Even if you want to raise the case that female crimes go unnoticed at times, it still does not account for the huge gap that exists. Why is this the case, are men inherently violent?
This has been a topic of discussion by sociologists and psychologists. Many theories have been put forward for the cause of this. Some people have concluded that men are hardwired to be aggressive. This is what the evolutionary psychologists have put forward as men were adapted to protect women and children for humans to survive. These attributes were passed from one generation to the other over thousands of years.
In opposition to this view by evolutionary psychologists, sociologists tend to think that it has to do with social inequalities that exist in society today. The thought is that if men and women were equal in society today, there would be less violent crime among men and this will balance out the rates. The thought also is that not only will male violence reduce but female violence will increase as the years go by. But this gap went up between 1975 to 1990. This was because the rate of arrest of men shot up during this time.
What are some peculiar features in this argument that have been noted over time?
Fewer men equal more violence
Steven F. Messner and Robert J. Sampson in their analysis of the data gathered on this phenomenon. They hypothesised that if men are more violent than in communities with more men, there should be more violence. But what they found was the exact opposite. The rates of violent crime were higher in populations that had more females. The finding suggests that in this smaller population of men where women were the majority of the population there was a higher chance of finding a violent criminal. How could this be?
They explained that in communities with more women, there was less likelihood of family coherence. Families are formed by one parent and the father is usually absent. Their take was that when a father is not present in the family there was a higher chance of crime in this case.
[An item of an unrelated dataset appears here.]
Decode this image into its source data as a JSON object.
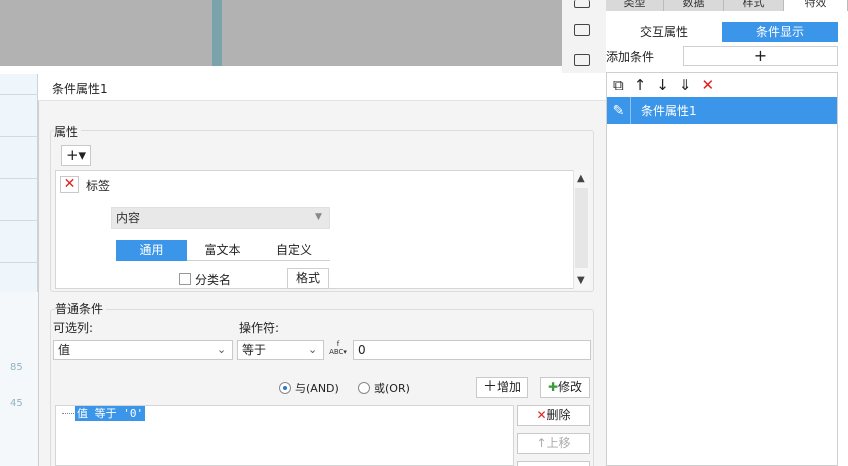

Also important to note is that some criminal acts are peculiar to each gender. Men are more likely to carry out violent crimes (homicide, and aggravated assault) But women partake more in prostitution which is a nonviolent crime. Biology may be able to explain this reason but it may be due to other factors.
Many top-level experts have tried to analyse the statistics seen to come up with an explanation for the reason there are differences between men and women in crime. Are there things that motivate the genders differently? Could it be that men and women go through life similarly and that society and culture are dictating how we should react?
My Thoughts
My opinion on why men are more likely to commit a crime in a feminocentric society or population might be that there are less men to fight off the men who would do these crimes. It's for the same reasons why the crime rates in the US are lower when compared to the UK simply because people own guns. It’s a matter of mutual destructiveness between the men that keep us away from each other.
In a society where there are fewer men, there are also going to be less of jobs usually done by men, so fewer police, fewer firefighters, and fewer military personnel.
It is a concept Carl Jung (swiss psychologist and psychiatrist) discussed when he spoke of the integration of the shadow, bringing the aggressive tendencies of a man to good use prevents him from using them wrongly.